Le PNUD appuie le personnel de santé, les établissements de soins et l'approvisionnement en fournitures médicales afin d’assurer un accès continu aux soins vitaux au Soudan. En collaboration avec le Fonds national des fournitures médicales et le Programme alimentaire mondial, le PNUD livre des médicaments aux établissements de santé qui sont encore opérationnels. Ces fournitures couvriront les besoins immédiats du Soudan pour assurer la continuité du traitement pour quelque 11000 personnes vivant avec le VIH et maintenir le Programme national de lutte contre la tuberculose sur la bonne voie pour pouvoir traiter les 21 000 cas attendus.
Le PNUD collabore avec le Programme national de lutte contre le VIH et la tuberculose pour cartographier les établissements de santé opérationnels et localiser tous les patients ayant besoin d’un traitement contre le VIH ou la tuberculose. Le PNUD aide à couvrir les charges de personnel, les frais de communication, les dépenses de carburant et autres coûts de fonctionnement dans les établissements de santé de l'État et les programmes communautaires afin d'assurer la continuité des services de prise en charge du VIH et de la tuberculose. En outre, le PNUD déploie neuf centres mobiles de soins de santé primaires dans des zones reculées et difficiles d'accès, notamment pour les personnes déplacées, en partenariat avec le ministère fédéral de la santé, l'OMS et des ONG humanitaires.
Le PNUD appuie par ailleurs la réhabilitation du système de santé. Des fournitures et équipements pour les diagnostics de laboratoire, des installations solaires dans 110 établissements de santé, de l'oxygène fourni par sept unités et bouteilles d'adsorption modulée en pression (PSA) et deux incinérateurs de déchets biomédicaux de grand volume permettent aux services de santé de rester opérationnels.
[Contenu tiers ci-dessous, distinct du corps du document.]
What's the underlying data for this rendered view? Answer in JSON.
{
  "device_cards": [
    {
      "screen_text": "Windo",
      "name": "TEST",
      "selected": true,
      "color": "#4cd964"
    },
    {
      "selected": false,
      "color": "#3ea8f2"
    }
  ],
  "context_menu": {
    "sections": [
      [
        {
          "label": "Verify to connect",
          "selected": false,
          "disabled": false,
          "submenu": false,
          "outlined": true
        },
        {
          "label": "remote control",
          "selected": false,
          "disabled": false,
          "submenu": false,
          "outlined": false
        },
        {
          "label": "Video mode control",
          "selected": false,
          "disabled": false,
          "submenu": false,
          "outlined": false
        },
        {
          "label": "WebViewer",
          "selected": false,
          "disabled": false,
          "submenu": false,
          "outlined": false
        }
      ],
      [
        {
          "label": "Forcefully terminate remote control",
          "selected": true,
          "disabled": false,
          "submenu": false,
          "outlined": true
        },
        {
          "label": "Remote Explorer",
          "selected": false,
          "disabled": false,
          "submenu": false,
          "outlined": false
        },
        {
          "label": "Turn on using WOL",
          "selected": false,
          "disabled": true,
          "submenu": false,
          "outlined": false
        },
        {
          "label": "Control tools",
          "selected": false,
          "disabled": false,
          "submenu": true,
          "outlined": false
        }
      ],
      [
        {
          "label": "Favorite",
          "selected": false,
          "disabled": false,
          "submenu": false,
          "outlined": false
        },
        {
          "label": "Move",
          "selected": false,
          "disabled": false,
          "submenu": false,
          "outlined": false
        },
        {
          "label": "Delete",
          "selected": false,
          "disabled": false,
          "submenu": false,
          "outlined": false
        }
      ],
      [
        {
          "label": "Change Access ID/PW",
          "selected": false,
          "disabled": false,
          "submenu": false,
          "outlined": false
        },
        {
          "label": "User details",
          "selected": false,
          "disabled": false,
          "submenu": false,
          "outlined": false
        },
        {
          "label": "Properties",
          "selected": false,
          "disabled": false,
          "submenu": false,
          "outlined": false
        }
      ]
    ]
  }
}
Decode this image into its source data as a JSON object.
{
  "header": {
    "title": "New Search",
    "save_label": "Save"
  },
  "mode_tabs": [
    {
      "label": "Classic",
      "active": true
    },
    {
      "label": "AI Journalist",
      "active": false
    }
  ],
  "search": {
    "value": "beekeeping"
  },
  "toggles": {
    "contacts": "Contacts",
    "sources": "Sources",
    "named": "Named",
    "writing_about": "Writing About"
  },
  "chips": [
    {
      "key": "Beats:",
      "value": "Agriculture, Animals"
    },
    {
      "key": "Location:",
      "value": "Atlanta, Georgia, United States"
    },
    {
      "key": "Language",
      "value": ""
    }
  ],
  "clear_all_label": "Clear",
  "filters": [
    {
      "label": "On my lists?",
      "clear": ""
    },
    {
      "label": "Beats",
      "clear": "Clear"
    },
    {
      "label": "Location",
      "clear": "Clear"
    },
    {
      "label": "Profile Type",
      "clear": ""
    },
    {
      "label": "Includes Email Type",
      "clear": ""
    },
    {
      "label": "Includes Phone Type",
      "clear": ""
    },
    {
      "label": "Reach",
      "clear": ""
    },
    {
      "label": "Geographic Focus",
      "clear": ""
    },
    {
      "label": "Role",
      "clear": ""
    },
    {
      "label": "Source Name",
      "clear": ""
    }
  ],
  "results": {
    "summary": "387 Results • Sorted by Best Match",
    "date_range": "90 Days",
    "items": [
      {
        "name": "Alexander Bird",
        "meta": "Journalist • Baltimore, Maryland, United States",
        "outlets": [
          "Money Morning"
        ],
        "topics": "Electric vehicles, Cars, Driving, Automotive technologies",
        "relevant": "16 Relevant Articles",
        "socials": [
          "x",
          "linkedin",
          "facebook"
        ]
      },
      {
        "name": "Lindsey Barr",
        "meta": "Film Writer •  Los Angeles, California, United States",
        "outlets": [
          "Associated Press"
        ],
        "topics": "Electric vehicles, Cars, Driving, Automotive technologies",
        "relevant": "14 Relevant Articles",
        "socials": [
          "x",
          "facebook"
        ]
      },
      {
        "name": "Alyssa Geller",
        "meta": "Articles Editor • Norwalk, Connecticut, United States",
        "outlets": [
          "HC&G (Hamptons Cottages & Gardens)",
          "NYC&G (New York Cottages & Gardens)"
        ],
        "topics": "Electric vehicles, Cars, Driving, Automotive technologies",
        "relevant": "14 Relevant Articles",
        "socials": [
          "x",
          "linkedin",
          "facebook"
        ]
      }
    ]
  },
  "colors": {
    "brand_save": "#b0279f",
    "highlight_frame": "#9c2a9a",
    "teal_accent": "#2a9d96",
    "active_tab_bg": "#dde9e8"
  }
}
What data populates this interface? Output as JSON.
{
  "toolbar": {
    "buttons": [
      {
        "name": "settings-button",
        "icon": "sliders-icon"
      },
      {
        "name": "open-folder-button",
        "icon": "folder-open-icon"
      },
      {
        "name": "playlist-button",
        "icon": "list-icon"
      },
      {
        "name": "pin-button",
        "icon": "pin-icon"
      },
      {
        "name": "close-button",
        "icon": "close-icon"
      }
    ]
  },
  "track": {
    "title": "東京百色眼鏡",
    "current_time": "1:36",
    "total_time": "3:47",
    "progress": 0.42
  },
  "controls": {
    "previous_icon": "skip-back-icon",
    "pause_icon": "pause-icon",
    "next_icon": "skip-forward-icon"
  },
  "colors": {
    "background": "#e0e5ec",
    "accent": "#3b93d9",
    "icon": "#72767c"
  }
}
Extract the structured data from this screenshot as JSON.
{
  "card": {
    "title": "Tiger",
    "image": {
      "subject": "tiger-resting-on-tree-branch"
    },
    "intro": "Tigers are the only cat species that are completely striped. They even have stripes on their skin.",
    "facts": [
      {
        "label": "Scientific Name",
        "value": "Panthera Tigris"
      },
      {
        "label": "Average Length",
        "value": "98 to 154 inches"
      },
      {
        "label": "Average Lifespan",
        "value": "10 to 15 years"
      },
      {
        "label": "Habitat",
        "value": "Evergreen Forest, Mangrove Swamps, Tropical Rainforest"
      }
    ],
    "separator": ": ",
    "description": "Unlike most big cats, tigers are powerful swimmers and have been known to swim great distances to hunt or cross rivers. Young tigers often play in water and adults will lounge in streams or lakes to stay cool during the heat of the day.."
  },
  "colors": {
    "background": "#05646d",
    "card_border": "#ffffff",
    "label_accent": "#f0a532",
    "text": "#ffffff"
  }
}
Cet appui contribuera à éviter que la catastrophe humanitaire ne s'aggrave, tout en renforçant le système de santé afin de prévenir une épidémie de VIH et de tuberculose de plus grande ampleur. Il s’inscrit dans le cadre de l’Offre de stabilisation communautaire d'urgence au Soudan du PNUD, qui soutient également la création d'emplois d'urgence, le maintien de la production agricole et la continuité des services essentiels tels que l'accès à l'énergie propre et les systèmes d'approvisionnement en eau à l’énergie solaire. Ensemble, ces programmes contribuent à préserver les progrès socio-économiques et à remédier aux déficits de développement sous-jacents qui sont à l'origine des conflits, lesquels peuvent aggraver le risque de pandémie.
Tenir notre promesse
En Angola, à Cuba, au Soudan et au-delà, le PNUD œuvre pour l’accélération des progrès vers l’atteinte des Objectifs de développement durable afin de réaliser la promesse de la santé pour tous, sur une planète prospère. Dans le domaine de la santé, nous travaillons en partenariat avec les pays et les communautés pour bâtir des systèmes de santé résilients et inclusifs qui permettent d'en finir avec les pandémies existantes, comme la tuberculose, de réaliser la couverture sanitaire universelle ou encore de se préparer aux pandémies futures, qu'elles soient liées au changement climatique ou aux conflits.
Pour les dirigeants du monde réunis à New York, la complaisance, le statu quo et le bricolage ne sauront suffire. Nous devons avoir l'ambition nécessaire pour mobiliser l’action et les investissements dans des systèmes sanitaires à même d’assurer des services de santé à tous, partout, aujourd'hui et demain.
Nous devons tenir notre promesse.
Garantir à tous une vie en bonne santé et le bien-être, sur une planète florissante.